They will not be persuaded
Years ago I saw a man healed from an impossible situation. He had metal screws in his neck for few years after a workout incident and couldn’t move his head to the right or to the left. It was physically impossible to do so. He was in continual pain. He was a pastor who couldn’t do his job for few years by then. Our team prayed with his fam present there, and after about 40 min or so he started moving his head and the pain was slowly subsiding. It was a stunning moment. We were speechless.

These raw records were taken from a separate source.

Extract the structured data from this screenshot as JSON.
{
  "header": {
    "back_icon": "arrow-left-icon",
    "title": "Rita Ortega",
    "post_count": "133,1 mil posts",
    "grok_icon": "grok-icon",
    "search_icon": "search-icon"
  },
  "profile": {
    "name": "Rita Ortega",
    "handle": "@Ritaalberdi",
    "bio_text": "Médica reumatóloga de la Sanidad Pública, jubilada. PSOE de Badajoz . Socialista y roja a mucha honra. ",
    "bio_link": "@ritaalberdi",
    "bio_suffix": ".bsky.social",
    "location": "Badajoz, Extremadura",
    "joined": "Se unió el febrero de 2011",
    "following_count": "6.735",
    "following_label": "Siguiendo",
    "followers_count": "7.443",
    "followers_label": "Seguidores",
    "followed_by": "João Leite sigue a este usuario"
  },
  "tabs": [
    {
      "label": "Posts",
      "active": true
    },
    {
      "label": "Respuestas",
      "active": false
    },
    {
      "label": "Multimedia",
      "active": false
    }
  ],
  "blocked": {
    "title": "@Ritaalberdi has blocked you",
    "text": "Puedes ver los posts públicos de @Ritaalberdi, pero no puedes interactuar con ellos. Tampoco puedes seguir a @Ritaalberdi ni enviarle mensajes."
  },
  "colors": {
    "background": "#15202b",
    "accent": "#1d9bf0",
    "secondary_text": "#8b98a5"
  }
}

He went back to pastoring.
Few years later he got divorced and, I believe, left ministry soon after.
I was speechless.
Today’s Gospel says that if we don’t live from the place where we cling to the living, breathing, life-changing, penetrating, consuming, fear of God invoking, meditated and integrated, reliable, always moving and powerful Word of God, no supernatural miracle, sign or wonder will be able to sustain His actual Presence within us. A human heart is hungry for a continual loving intimacy which exceeds anything else. The burning Word-Love given and received can brew new content of never ceasing wonder.
The man enriched with visible manifestation of God’s power might end up in the place of torment. We need the poverty of a heart to stay in the place of grace.
If our practice of living in expectation of signs and wonders does not invoke the filial fear of the Father in us, then the temptation to rely just on the testimonies of the past might overpower the current grace given for the transformative action of the Spirit. The obedience to cultivate life coming from the proclaimed Word invites us to live by faith not by sight.
Last part of todays’ Luke 16:19-31
“But Abraham replied, 'They have Moses and the prophets.
Let them listen to them.'
He said, 'Oh no, father Abraham,
but if someone from the dead goes to them, they will repent.'
Then Abraham said, 'If they will not listen to Moses and the prophets,
neither will they be persuaded if someone should rise from the dead.'"
P.S. Gr. ‘hades’ used in this passage is a transitory state after physical death and before Christs’ judgment, not a commonly modern ‘hell’ understood as a state of eternal judgment.